Microsoft Issues Video ActiveX Control Security Warning

REDMOND, Wash. — Microsoft is warning users of a security flaw found in Internet Explorer, exploited through Windows XP or Windows Server 2003 operating systems.

In a security advisory posted Monday, the computer giant said it is investigating a "privately reported" vulnerability in its Video ActiveX Control. An attacker could possibly exploit the security hole and gain the same user rights as the local user, Microsoft explained. When using Internet Explorer, code execution is remote and may not require any user intervention.

As the Washington Post reports, a link in e-mail spam or even a posting almost anywhere can lead a Web surfer to a site that's been hacked, which then opens up the security hole, allowing a hacker to "tunnel" into a system to remotely control the visiting computer.

Microsoft confirmed that such attacks have already occurred during what's known as the zero-day vulnerability window, and instances were also reported by various security firms.

According to the SANS Internet Storm Center, thousands of websites have been hacked, seeded with the malicious code and are now spring-loaded with malware that could hit anyone visiting those sites. Additionally, instructions for exploiting the vulnerability have been posted on many Chinese websites, SANS said.

In a press release, security firm Symantec said one of the sites delivering the malware is the official website for the Russian Embassy in Washington. The company said the flaw affects Windows XP users using IE 6 or 7, but IE 8 users are not vulnerable.

Anyone operating Windows XP and/or Windows Server 2003 is advised to remove support for the ActiveX Control within Internet Explorer using Class Identifiers listed in the Workaround section.

According to Microsoft, users of Windows Vista or Windows Server 2008 are not affected because the ability to pass data to the control within Internet Explorer has been restricted. Nonetheless, the company also recommends Windows Vista and Windows Server 2008 users remove support for the ActiveX Control within Internet Explorer using the same Class Identifiers as a defensive measure.

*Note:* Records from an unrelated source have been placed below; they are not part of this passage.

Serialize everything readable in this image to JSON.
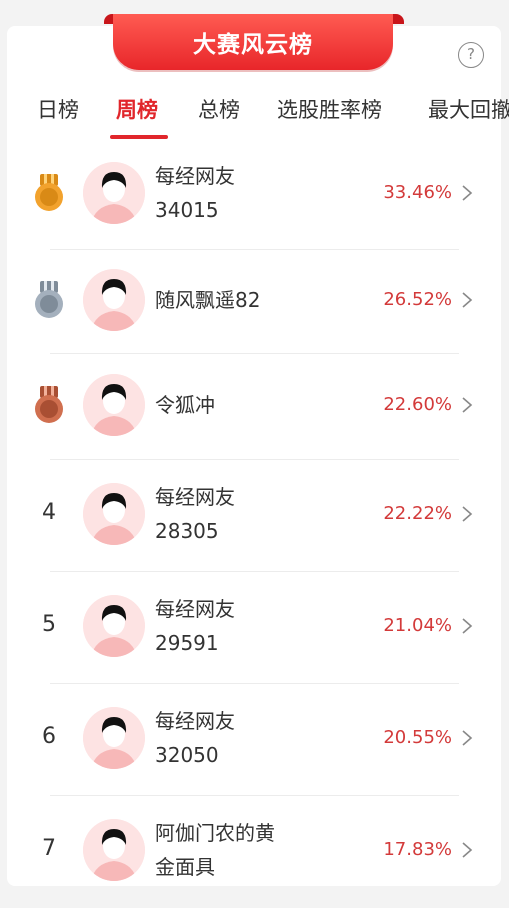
{
  "header": {
    "title": "大赛风云榜",
    "help_icon": "?"
  },
  "tabs": [
    {
      "label": "日榜",
      "active": false
    },
    {
      "label": "周榜",
      "active": true
    },
    {
      "label": "总榜",
      "active": false
    },
    {
      "label": "选股胜率榜",
      "active": false
    },
    {
      "label": "最大回撤",
      "active": false
    }
  ],
  "rankings": [
    {
      "rank": "1",
      "medal": "gold-medal-icon",
      "name": "每经网友\n34015",
      "pct": "33.46%"
    },
    {
      "rank": "2",
      "medal": "silver-medal-icon",
      "name": "随风飘遥82",
      "pct": "26.52%"
    },
    {
      "rank": "3",
      "medal": "bronze-medal-icon",
      "name": "令狐冲",
      "pct": "22.60%"
    },
    {
      "rank": "4",
      "medal": "",
      "name": "每经网友\n28305",
      "pct": "22.22%"
    },
    {
      "rank": "5",
      "medal": "",
      "name": "每经网友\n29591",
      "pct": "21.04%"
    },
    {
      "rank": "6",
      "medal": "",
      "name": "每经网友\n32050",
      "pct": "20.55%"
    },
    {
      "rank": "7",
      "medal": "",
      "name": "阿伽门农的黄\n金面具",
      "pct": "17.83%"
    }
  ],
  "colors": {
    "accent": "#e1262b",
    "percent": "#d33a3a",
    "gold": "#e8a52a",
    "silver": "#9aa6b3",
    "bronze": "#c8674a",
    "avatar_bg": "#fde3e3"
  }
}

Users may prevent the Microsoft Video ActiveX Control from running in Internet Explorer, either manually using the instructions in the Workaround section or automatically using the solution found in this Microsoft Knowledge Base Article.

Disabling the ActiveX Control in IE does not impact application compatibility, the company said.

Microsoft is currently working to develop a security update patch for Windows to address the vulnerability and will release the update when it is ready for distribution.